Build fixtures for at least three scenarios: a superseded document, an expired document, and a currently active event. Then assert both ranking order and exclusion behavior.

assert "policy_v1" not in final_context
assert final_rank[0].id == "announcement_today"
assert any(item.state == "TEMPORAL" for item in ranked)

Verification: you should see the old version removed, the active notice surfaced, and the latest valid document outranking its predecessor.

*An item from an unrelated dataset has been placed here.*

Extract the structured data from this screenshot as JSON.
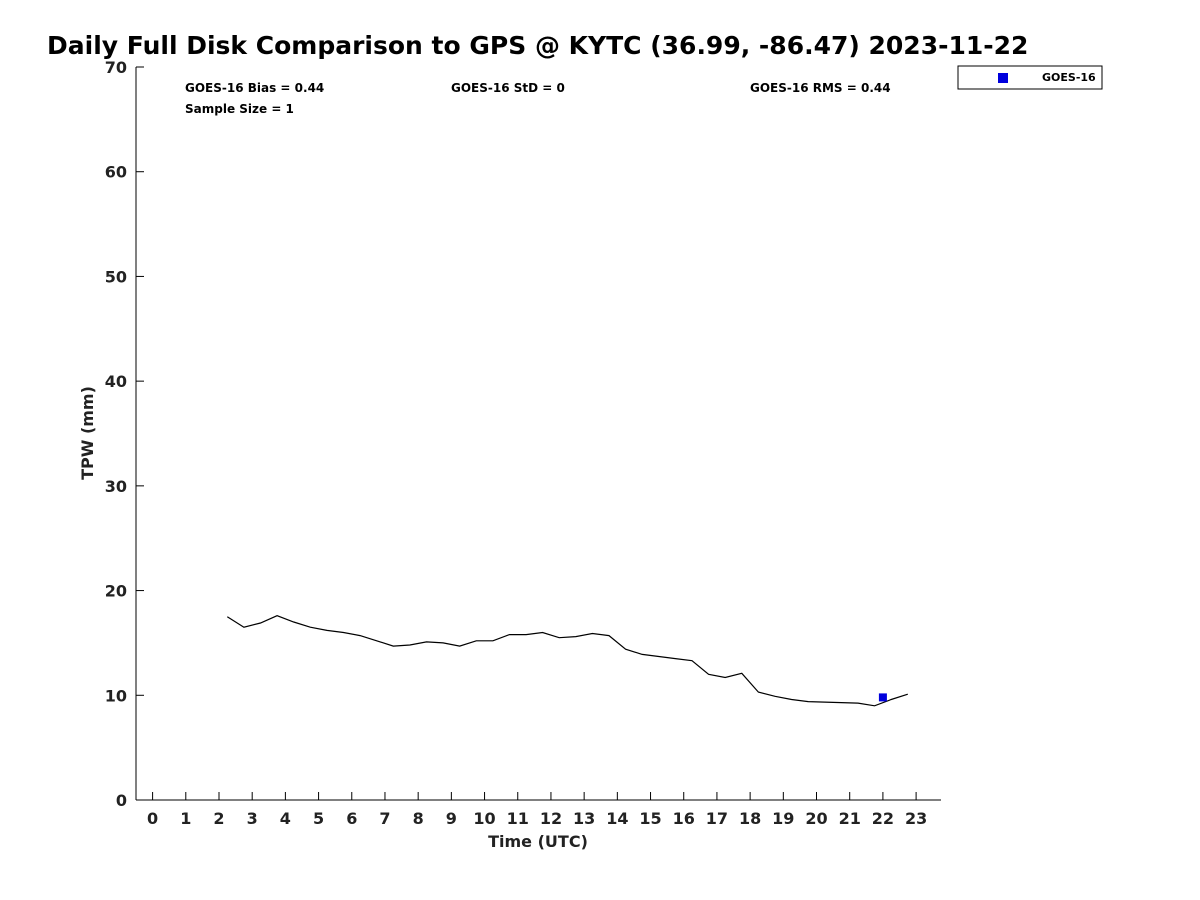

MetricBefore/BaselineAfter/Result
Ranking behaviorOld policy ranked first by cosine similarityLatest valid policy ranked first after temporal rerank
Expired content handlingExpired doc remained in top resultsExpired doc removed before LLM context
Active event handlingLive notice ranked below static docsLive notice boosted to the top during its window

Common mistakes

  • Using one freshness rule for every document type. Fix: separate STATIC, VERSIONED, and EVENT so each gets the right behavior.
  • Down-weighting expired facts instead of removing them. Fix: filter EXPIRED items before reranking or prompt assembly.
  • Boosting every recent document as if it were urgent. Fix: reserve TEMPORAL boosts for true event windows, not for normal version updates.

What's next

Once this is working, extend it with source-specific half-lives, audit logs for ranking decisions, and user-facing explanations that say why one document beat another. From there, you can add live refresh hooks, policy-specific expiry rules, and evaluation sets that measure stale-answer reduction over time.